Przesłanie filmu może trafić do widzów, ale ja osobiście nie wzięła bym mojego młodszego rodzeństwa na ten film, ani nie poleciła nikomu. Wszystko jest tutaj ubrane w ten durny humor poniżej jakiegokolwiek poziomu. Tylko emotka kupy pojawia się na ekranie to już wiemy czego się spodziewać. Może dzieci to bawi, ale nie wiem czy chciała bym, żeby moje dziecko czy rodzeństwo czegoś takiego słuchało i to potem podłapało.
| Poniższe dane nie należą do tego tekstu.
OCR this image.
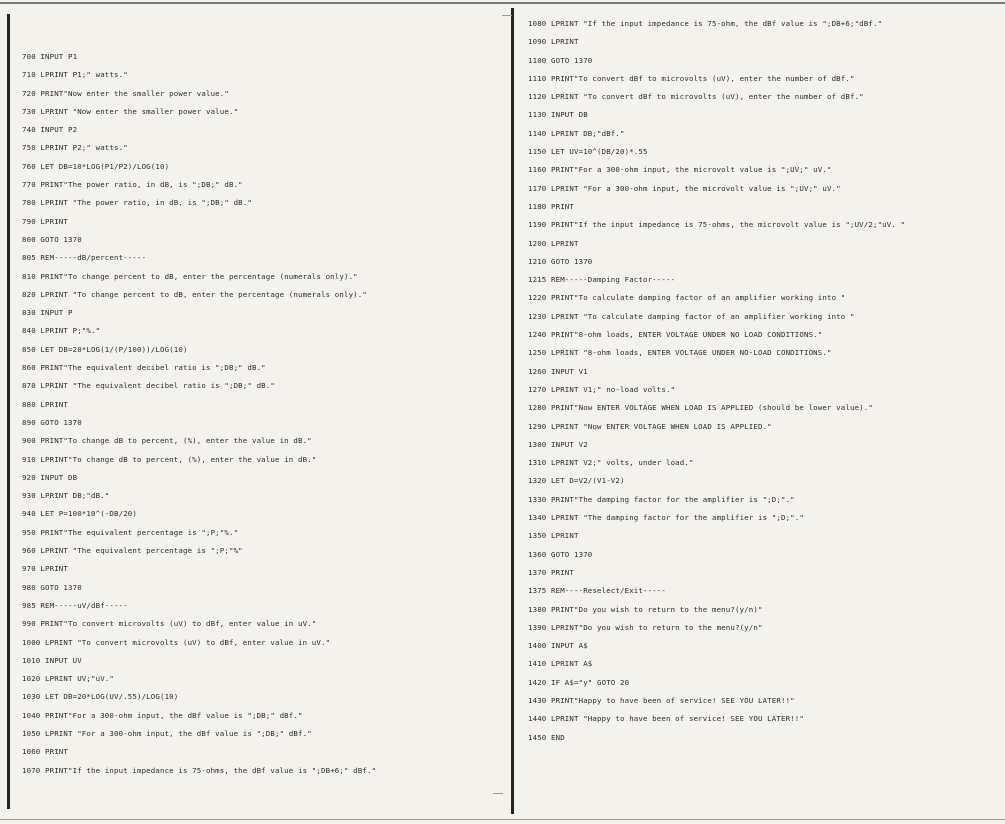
700 INPUT P1
710 LPRINT P1;" watts."
720 PRINT"Now enter the smaller power value."
730 LPRINT "Now enter the smaller power value."
740 INPUT P2
750 LPRINT P2;" watts."
760 LET DB=10*LOG(P1/P2)/LOG(10)
770 PRINT"The power ratio, in dB, is ";DB;" dB."
780 LPRINT "The power ratio, in dB, is ";DB;" dB."
790 LPRINT
800 GOTO 1370
805 REM-----dB/percent-----
810 PRINT"To change percent to dB, enter the percentage (numerals only)."
820 LPRINT "To change percent to dB, enter the percentage (numerals only)."
830 INPUT P
840 LPRINT P;"%."
850 LET DB=20*LOG(1/(P/100))/LOG(10)
860 PRINT"The equivalent decibel ratio is ";DB;" dB."
870 LPRINT "The equivalent decibel ratio is ";DB;" dB."
880 LPRINT
890 GOTO 1370
900 PRINT"To change dB to percent, (%), enter the value in dB."
910 LPRINT"To change dB to percent, (%), enter the value in dB."
920 INPUT DB
930 LPRINT DB;"dB."
940 LET P=100*10^(-DB/20)
950 PRINT"The equivalent percentage is ";P;"%."
960 LPRINT "The equivalent percentage is ";P;"%"
970 LPRINT
980 GOTO 1370
985 REM-----uV/dBf-----
990 PRINT"To convert microvolts (uV) to dBf, enter value in uV."
1000 LPRINT "To convert microvolts (uV) to dBf, enter value in uV."
1010 INPUT UV
1020 LPRINT UV;"uV."
1030 LET DB=20*LOG(UV/.55)/LOG(10)
1040 PRINT"For a 300-ohm input, the dBf value is ";DB;" dBf."
1050 LPRINT "For a 300-ohm input, the dBf value is ";DB;" dBf."
1060 PRINT
1070 PRINT"If the input impedance is 75-ohms, the dBf value is ";DB+6;" dBf."
1080 LPRINT "If the input impedance is 75-ohm, the dBf value is ";DB+6;"dBf."
1090 LPRINT
1100 GOTO 1370
1110 PRINT"To convert dBf to microvolts (uV), enter the number of dBf."
1120 LPRINT "To convert dBf to microvolts (uV), enter the number of dBf."
1130 INPUT DB
1140 LPRINT DB;"dBf."
1150 LET UV=10^(DB/20)*.55
1160 PRINT"For a 300-ohm input, the microvolt value is ";UV;" uV."
1170 LPRINT "For a 300-ohm input, the microvolt value is ";UV;" uV."
1180 PRINT
1190 PRINT"If the input impedance is 75-ohms, the microvolt value is ";UV/2;"uV. "
1200 LPRINT
1210 GOTO 1370
1215 REM-----Damping Factor-----
1220 PRINT"To calculate damping factor of an amplifier working into "
1230 LPRINT "To calculate damping factor of an amplifier working into "
1240 PRINT"8-ohm loads, ENTER VOLTAGE UNDER NO LOAD CONDITIONS."
1250 LPRINT "8-ohm loads, ENTER VOLTAGE UNDER NO-LOAD CONDITIONS."
1260 INPUT V1
1270 LPRINT V1;" no-load volts."
1280 PRINT"Now ENTER VOLTAGE WHEN LOAD IS APPLIED (should be lower value)."
1290 LPRINT "Now ENTER VOLTAGE WHEN LOAD IS APPLIED."
1300 INPUT V2
1310 LPRINT V2;" volts, under load."
1320 LET D=V2/(V1-V2)
1330 PRINT"The damping factor for the amplifier is ";D;"."
1340 LPRINT "The damping factor for the amplifier is ";D;"."
1350 LPRINT
1360 GOTO 1370
1370 PRINT
1375 REM----Reselect/Exit-----
1380 PRINT"Do you wish to return to the menu?(y/n)"
1390 LPRINT"Do you wish to return to the menu?(y/n"
1400 INPUT A$
1410 LPRINT A$
1420 IF A$="y" GOTO 20
1430 PRINT"Happy to have been of service! SEE YOU LATER!!"
1440 LPRINT "Happy to have been of service! SEE YOU LATER!!"
1450 END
Część gagów z piąteczką też moim zdaniem jest niesmacznych jak na przykład ten kiedy chce strzelać klapsy emotce hiszpanki (?).
Sama bajka nie była by jakaś tragiczna, typowe kino drogi, dla dzieci może ciekawe, dla starszego widza trochę mniej, bo film niczym raczej nie zaskakuje, ale własnie dla mnie ten cały głupkowaty humor mi go psuje, w innych produkcjach (takich jak na przykład Inside Out do, którego porównujesz film) tego nie ma, a na pewno nie w takiej ilości.
A jeżeli chodzi o "uwięzienie w cyber świecie"...też trochę mnie uderza to wręcz karykaturalne przedstawienie świata i fakt, że te dzieciaki tam nie używają już nawet liter, bo przecież słowa są słabe. Boje się po prostu, że ten film stworzy jakąś sztuczna nagonkę na to jak technologia jest zła i okropna. Ale no ja całe, życie byłam oskarżana, że nic nie robię tylko siedzę przy sprzętach mimo, że tak nie było, wiec może to być tylko moje odczucie.
Nie są złe? Oglądałeś bez dźwięku czy masz 5 lat? Chyba każdy może podczas seansu się zahipnotyzować kolorkami. Jednak ze strony mojej ten film nie uczy dzieci wogóle no chyba, że gry w Candy Crush.
Popieram. Ten film jest nieśmieszny, posiada nudne postacie, jest głupi i nie ma żadnego przesłania, a tego typu produkcję powinny mieć jakiś morał.
Szkoda tylko, że więcej dzieciaków (prawdopodobnie) poszło do kina właśnie na Emotki a nie na Wyspę Psów. Ale masz rację.
Ja obejrzałam z chomika, ale po angielsku więc czekam na wersję z lektorem. Nie chcę z dubbingiem to psuje cały film.
Jak można w ogóle porównywać Emotki do Wyspy Psów? Wyspa Psów to nie jest film dla dzieci ani nawet familijny.
Znawca kina. To, że jest animowany nie znaczy, że musi być dla dzieci. Wes Anderson nie zrobił tego dla dzieci (prawdopodobnie). Rozumiem, że może nie każdy lubi patrzeć na taki "brutalny" film.
No to już sama/sam wiesz że Emotki nie podebrały w jakikolwiek sposób widowni Wyspie Psów. Tylko o mi chodziło.
Chodziło mi tylko o to, że Wyspa nie jest familijna, a bardzo dobra i ma przesłanie.
Już pomijam jakość bo film średni ale spieszę z tłumaczeniem:
Chodzi o to, żeby nie bać się wyrażać (paradoksalnie) siebie, żeby być sobą, nie ulegać presji otoczenia odnośnie tego jacy powinniśmy być. Jest też oczywiście motyw przyjaźni, krytyka indywidualizmu i egoizmu.